Setelah berbelok sehingga untuk sementara ia tersembunyi dari pandangan Sam, Lew Flapp melihat brankas itu, dengan pintu yang sedikit terbuka.

"Dia tidak akan mencariku di sana," pikir si pengganggu, lalu menyelinap masuk ke tempat itu dengan secepat mungkin. Begitu berada di dalam, dia berjongkok di sudut gelap di belakang pintu dan menunggu.

Sam, yang berbelok tepat pada saat yang tepat, melihat Flapp menghilang ke dalam brankas. Tanpa berhenti, dia berlari ke depan dan menutup pintu besi, membiarkan kait berat itu terkunci pada tempatnya.

"Nah, Lew Flapp, kurasa aku sudah menangkapmu!" serunya, setelah yakin pintu itu terkunci rapat.

Si pengganggu itu tidak menjawab, tetapi kemungkinan besar hatinya merasa sedih.

"Kau dengar aku, Flapp? Kau tak perlu berpura-pura tidak ada di dalam sana, karena
aku melihatmu masuk."

Tetap saja Lew Flapp tidak menjawab.

"Apakah kau ingin aku pergi dan meninggalkanmu terkunci di dalam brankas?" lanjut Sam. "Itu akan menjadi tempat yang indah untuk mati kelaparan."

"Biarkan aku keluar!" teriak si pengganggu, lalu ia berdiri dan menampakkan wajahnya di jeruji kecil dekat bagian atas pintu. "Biarkan aku keluar, Rover, kau orang baik."

"Jadi, kamu belum mau mati kelaparan?"

"Kau tak akan berani meninggalkanku di sini, kau tahu kau tak akan berani!"

"Kenapa tidak? Bukankah kau pantas mendapatkannya, setelah tipuan yang kau lakukan pada Dick,
Tom, dan aku?"

"Kukatakan padamu, ini semua salah.

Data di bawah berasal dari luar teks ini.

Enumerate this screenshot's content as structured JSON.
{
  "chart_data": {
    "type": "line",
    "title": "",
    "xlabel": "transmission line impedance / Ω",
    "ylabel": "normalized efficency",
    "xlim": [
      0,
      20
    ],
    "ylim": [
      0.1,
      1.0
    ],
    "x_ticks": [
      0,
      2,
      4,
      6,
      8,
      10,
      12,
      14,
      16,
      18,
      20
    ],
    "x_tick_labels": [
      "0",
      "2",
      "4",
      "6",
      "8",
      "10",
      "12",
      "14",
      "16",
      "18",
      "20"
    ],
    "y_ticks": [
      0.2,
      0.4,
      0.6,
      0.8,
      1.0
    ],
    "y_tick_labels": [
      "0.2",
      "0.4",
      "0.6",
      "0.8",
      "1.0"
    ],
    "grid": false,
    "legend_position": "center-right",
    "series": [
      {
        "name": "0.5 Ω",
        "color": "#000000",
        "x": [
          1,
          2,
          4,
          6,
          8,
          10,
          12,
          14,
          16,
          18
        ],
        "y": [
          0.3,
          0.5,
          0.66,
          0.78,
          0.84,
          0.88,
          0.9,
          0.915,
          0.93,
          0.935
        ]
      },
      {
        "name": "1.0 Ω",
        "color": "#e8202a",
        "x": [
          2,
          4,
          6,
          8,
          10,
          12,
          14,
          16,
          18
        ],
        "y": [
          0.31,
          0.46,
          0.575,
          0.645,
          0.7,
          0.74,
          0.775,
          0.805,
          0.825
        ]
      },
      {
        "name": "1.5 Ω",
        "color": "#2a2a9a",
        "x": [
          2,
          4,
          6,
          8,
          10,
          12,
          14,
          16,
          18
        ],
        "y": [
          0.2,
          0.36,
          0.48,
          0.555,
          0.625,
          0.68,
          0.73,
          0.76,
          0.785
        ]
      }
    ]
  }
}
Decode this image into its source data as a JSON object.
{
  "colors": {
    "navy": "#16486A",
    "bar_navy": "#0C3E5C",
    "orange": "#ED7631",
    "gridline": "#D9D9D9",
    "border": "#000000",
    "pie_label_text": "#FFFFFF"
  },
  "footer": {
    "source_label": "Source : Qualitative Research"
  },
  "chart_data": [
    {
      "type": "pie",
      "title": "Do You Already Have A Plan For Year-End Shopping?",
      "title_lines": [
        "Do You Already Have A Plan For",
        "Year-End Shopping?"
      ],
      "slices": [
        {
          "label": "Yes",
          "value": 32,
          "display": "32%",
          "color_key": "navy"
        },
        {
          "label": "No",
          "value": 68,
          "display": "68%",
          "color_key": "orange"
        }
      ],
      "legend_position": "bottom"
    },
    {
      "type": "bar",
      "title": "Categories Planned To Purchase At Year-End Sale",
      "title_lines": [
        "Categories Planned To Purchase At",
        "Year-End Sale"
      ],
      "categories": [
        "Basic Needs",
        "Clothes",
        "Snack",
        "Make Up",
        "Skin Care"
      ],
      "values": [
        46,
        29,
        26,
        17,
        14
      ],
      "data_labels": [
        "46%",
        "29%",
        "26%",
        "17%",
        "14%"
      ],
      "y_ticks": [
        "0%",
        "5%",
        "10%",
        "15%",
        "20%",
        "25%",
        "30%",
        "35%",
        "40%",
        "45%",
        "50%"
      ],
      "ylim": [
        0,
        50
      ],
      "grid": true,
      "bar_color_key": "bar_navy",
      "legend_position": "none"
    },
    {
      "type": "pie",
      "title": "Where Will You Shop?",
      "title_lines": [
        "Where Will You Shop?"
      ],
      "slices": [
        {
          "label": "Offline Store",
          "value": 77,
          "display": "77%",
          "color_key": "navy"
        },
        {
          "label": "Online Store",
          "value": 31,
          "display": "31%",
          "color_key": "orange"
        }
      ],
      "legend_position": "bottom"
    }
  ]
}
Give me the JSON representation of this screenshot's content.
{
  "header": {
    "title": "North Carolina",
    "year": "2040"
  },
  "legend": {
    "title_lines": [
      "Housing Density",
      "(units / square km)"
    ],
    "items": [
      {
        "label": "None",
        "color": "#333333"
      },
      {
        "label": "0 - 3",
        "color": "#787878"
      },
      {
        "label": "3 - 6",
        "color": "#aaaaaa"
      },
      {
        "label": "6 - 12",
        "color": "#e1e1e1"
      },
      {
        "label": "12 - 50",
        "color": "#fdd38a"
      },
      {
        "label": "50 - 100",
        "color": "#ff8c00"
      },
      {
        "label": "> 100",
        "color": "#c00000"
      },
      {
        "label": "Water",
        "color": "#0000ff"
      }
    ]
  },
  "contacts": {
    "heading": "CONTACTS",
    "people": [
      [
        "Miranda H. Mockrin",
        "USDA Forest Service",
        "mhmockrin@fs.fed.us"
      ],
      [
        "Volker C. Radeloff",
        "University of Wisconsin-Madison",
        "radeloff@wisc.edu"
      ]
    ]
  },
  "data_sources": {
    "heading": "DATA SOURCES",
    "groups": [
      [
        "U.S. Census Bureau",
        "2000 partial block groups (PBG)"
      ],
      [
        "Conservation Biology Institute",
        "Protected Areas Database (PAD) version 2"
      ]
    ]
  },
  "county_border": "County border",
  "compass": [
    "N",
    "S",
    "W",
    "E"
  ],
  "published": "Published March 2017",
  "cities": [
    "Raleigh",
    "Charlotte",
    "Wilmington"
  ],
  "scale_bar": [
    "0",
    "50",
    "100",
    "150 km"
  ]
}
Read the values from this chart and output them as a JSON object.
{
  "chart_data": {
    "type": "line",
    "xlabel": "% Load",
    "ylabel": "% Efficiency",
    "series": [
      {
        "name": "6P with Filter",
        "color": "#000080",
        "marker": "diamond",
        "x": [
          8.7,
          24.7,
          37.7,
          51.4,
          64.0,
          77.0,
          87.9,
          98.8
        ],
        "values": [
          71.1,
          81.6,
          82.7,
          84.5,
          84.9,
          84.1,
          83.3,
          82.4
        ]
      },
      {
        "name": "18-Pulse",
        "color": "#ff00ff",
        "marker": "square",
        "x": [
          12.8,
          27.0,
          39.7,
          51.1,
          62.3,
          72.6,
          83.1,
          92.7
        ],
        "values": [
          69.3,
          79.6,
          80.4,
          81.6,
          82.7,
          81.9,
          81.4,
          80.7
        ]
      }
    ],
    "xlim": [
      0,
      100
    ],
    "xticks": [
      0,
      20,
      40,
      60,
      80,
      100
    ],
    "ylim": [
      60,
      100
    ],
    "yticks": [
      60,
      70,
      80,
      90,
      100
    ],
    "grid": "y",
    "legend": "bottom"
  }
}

Biarkan aku keluar dan aku akan menjelaskan semuanya," lanjut Flapp, yang kini benar-benar ketakutan.

"Aku akan membiarkanmu keluar—setelah aku memanggil petugas kepolisian kota."

"Jangan kurung aku, kumohon, Sam. Beri aku kesempatan," pinta si pengganggu.

"Kau tidak pantas mendapat kesempatan apa pun. Kau mencoba mengirimku dan saudara-saudaraku ke penjara, dan kau harus menanggung akibatnya."

"Jadi, kau tidak akan membiarkanku keluar?"

"TIDAK."

"Aku akan membayarmu dengan harga yang bagus untuk itu."

"Kau tidak punya cukup uang untuk membayarku, Flapp, dan kau tahu itu."

"Jika kau memenjarakanku , aku akan mengatakan kau membantuku dalam perampokan itu."

"Ah, jadi kau mengakui kau yang melakukannya," seru Sam dengan penuh kemenangan.

"Tidak, aku tidak mengakui apa pun," geram si pengganggu.

"Sampai jumpa."

"Kamu mau pergi ke mana?"

"Aku akan mengejar penjaga kuburan dan polisi," jawab Sam, lalu pergi tanpa mengucapkan sepatah kata pun.